Kuncinya barangkali ada pada kutipan dari Yeremia 31:15. Kejadian yang dikutip itu adalah perjalan bangsa Isreal menuju Babel ketika pembuangan terjadi. Rachel dianggap sebagai ibu bangsa Israel. Rachel dikuburkan di Rama, di pinggir jalan menuju Betlehem. Oleh karena itu, dibayangkan bahwa Rachel menangis dari dalam kubur melihat anak-anaknya berjalan menuju Babel untuk dibuang. Bagian inilah yang dikutip oleh Matius untuk melengkapi ceritanya. Namun sebetulnya cerita itu belum selesai. Sengaja atau tidak sengaja Matius tidak meneruskan ayat yang ke 16 dan ke 17. Nampaknya disitulah intinya. Yeremia 31:16-17 itu berbunyi : “Beginilah firman TUHAN: Cegahlah suaramu dari menangis, dan matamu dari mencucurkan air mata, sebab untuk jerih payahmu ada ganjaran, demikianlah firman TUHAN; mereka akan kembali dari negeri musuh. Masih ada harapan untuk hari depanmu, demikianlah firman TUHAN: anak-anak akan kembali ke daerah mereka.” Masih ada harapan. Kelahiran Kristus selalu membawa pengharapan baru. Ketika dunia ditutupi kegelapan, cahaya terang bayi mungil Yesus Kristus membawa pengharapan. Hati yang beku dilunakkan. Mata yang buta dicelikkan. Orang yang lumpuh mampu berjalan. Dan mereka yang seolah tanpa pengharapan, penjahat seumur hidup, tergantung di kayu salib pun akhirnya tinggal bersama-sama dengan Yesus di dalam Firdaus.

*****

Ketika bencana tanah longsor menimpa Papua Barat, Wasior, banyak korban yang meninggal dunia. Sulit mencapai daerah itu, dari kota pelabuhan terdekat. Namun, disitu ada seorang muda dengan perahunya. Katakanlah namanya Antonius. Dengan setia dia mengantarkan orang-orang yang hendak membantu ke daerah Wasior. Biayanya sangat murah. Cukup biaya bensin pergi pulang saja. Kapan saja, setiap saat Antonius bersedia berangkat. Ketika Antonius ditanya, kenapa dia mau membaktikan diri seperti itu? Dia menjawab, “Karena aku bagian dari mereka yang selamat.” Orang tua, saudara dan kerabatnya semua meninggal dalam musiah itu.
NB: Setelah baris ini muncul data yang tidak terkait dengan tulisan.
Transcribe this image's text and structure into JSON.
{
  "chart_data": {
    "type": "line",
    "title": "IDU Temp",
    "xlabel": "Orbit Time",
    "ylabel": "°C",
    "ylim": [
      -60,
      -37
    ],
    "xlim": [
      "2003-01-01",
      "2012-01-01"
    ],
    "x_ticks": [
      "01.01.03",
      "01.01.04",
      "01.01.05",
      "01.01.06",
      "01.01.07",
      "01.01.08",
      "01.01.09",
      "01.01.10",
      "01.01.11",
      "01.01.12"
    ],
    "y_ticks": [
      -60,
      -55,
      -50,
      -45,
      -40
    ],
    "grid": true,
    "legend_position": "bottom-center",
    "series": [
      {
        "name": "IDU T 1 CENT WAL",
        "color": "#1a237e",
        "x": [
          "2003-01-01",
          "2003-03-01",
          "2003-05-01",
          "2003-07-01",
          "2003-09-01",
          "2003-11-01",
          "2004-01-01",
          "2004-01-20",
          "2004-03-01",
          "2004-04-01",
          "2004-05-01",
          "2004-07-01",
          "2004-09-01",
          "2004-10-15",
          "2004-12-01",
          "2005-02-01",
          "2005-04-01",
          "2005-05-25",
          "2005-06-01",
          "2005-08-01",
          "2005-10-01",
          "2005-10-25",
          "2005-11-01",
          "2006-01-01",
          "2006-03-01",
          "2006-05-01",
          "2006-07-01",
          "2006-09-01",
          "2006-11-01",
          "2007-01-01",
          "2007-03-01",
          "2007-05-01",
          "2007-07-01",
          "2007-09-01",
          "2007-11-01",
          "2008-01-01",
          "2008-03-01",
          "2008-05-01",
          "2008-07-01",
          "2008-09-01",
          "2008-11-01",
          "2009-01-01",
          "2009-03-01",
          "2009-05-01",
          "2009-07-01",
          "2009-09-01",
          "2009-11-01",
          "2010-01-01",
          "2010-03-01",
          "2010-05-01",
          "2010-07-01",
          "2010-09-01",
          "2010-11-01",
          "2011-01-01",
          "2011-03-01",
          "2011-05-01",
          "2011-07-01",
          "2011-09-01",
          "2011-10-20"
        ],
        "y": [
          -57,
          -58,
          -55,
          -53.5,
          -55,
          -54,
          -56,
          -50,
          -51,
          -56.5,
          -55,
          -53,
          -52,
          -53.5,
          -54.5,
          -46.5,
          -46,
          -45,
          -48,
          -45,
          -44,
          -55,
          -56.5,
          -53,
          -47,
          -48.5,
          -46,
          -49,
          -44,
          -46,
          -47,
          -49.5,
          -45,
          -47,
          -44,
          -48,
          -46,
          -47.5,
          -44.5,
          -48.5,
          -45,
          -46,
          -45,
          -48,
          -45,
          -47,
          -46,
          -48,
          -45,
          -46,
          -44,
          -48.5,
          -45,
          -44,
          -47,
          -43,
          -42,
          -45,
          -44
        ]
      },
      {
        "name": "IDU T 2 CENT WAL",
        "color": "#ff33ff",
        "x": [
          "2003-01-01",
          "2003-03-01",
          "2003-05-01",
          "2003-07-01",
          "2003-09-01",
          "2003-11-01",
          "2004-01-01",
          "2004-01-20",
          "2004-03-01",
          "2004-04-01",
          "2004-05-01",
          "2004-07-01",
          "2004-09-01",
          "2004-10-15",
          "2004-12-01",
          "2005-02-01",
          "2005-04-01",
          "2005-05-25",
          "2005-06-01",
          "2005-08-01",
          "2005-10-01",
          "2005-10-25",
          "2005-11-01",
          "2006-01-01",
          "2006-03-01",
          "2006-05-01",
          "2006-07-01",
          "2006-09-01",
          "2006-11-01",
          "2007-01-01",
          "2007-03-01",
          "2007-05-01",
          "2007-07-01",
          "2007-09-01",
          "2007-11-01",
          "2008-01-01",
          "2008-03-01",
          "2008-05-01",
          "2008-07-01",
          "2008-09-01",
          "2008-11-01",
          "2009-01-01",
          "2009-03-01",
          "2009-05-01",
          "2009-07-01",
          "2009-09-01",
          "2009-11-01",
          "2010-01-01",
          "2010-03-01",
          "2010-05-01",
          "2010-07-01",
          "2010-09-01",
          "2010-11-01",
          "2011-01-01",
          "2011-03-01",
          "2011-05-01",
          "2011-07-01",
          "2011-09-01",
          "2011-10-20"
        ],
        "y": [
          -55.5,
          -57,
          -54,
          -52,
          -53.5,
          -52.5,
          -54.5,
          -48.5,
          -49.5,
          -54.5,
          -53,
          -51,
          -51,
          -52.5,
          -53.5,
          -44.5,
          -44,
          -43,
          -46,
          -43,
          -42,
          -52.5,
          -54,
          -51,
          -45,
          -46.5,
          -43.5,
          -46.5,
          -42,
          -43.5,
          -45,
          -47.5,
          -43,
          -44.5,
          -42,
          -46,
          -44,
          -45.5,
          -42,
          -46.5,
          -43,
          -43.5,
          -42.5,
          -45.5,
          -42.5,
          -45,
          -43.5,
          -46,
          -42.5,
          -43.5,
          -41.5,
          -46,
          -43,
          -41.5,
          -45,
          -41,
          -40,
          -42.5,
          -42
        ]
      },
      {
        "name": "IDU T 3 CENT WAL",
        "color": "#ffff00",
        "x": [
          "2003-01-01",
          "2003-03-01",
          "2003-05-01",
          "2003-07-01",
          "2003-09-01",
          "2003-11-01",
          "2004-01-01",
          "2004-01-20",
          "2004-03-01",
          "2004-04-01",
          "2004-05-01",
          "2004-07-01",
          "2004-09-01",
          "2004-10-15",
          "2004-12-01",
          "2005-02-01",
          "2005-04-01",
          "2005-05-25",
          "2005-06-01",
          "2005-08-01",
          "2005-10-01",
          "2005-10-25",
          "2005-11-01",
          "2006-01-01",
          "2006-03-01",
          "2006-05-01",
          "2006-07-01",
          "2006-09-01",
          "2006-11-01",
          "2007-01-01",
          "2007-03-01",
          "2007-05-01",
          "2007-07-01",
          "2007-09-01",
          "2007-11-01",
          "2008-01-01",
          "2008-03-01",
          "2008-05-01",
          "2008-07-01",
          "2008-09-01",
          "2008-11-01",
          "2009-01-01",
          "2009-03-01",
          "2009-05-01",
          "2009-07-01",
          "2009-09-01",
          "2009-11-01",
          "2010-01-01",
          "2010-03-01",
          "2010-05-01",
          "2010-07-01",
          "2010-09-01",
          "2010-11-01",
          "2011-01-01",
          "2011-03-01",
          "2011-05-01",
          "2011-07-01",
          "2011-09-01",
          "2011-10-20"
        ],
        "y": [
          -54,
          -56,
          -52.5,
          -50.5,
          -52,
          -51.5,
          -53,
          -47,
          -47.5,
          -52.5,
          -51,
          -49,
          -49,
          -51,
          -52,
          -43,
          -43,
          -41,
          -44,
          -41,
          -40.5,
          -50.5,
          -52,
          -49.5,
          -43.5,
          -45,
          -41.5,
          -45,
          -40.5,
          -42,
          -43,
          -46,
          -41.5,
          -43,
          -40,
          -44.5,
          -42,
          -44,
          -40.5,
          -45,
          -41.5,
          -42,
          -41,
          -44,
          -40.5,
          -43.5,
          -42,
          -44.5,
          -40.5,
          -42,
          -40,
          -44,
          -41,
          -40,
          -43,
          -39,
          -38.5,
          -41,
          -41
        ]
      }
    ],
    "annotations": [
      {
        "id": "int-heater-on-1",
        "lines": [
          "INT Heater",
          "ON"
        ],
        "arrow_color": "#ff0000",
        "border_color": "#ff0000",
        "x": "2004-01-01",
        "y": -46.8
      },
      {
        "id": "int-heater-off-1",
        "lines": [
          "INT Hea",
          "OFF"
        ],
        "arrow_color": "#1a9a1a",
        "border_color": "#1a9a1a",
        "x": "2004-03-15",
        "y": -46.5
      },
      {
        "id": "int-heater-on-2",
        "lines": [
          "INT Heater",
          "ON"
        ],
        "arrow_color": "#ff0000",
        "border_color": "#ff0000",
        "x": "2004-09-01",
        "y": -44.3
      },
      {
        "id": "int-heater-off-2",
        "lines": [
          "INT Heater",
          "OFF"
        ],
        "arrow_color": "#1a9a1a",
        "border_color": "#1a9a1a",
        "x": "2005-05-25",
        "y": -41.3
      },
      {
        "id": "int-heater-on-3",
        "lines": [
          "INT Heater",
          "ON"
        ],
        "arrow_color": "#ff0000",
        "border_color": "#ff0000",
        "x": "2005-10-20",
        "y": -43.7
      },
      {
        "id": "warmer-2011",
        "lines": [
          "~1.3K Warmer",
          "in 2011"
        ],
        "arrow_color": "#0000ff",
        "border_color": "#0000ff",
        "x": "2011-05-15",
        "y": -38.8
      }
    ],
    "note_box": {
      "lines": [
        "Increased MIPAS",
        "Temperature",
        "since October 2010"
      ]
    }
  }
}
Hanya dia sendirian yang selamat karena sedang berada di luar kota. Itulah cara Antonius menyikapi kepedihan hatinya. Bukan dengan diam dan meratap, tetapi dengan berbuat sesuatu untuk sesamanya. Dengan berbuat seperti itu, hidupnya jadi berarti. Cahaya harapan tetap menjelang.

Kisah bencana pembunuhan bayi yang menyertai kelahiran Kristus tidak perlu disikapi dengan kesedihan dan keheranan. Ada pelajaran disana agar kita selalu melihat, dan berbuat sesuatu sebab hidup itu anugerah.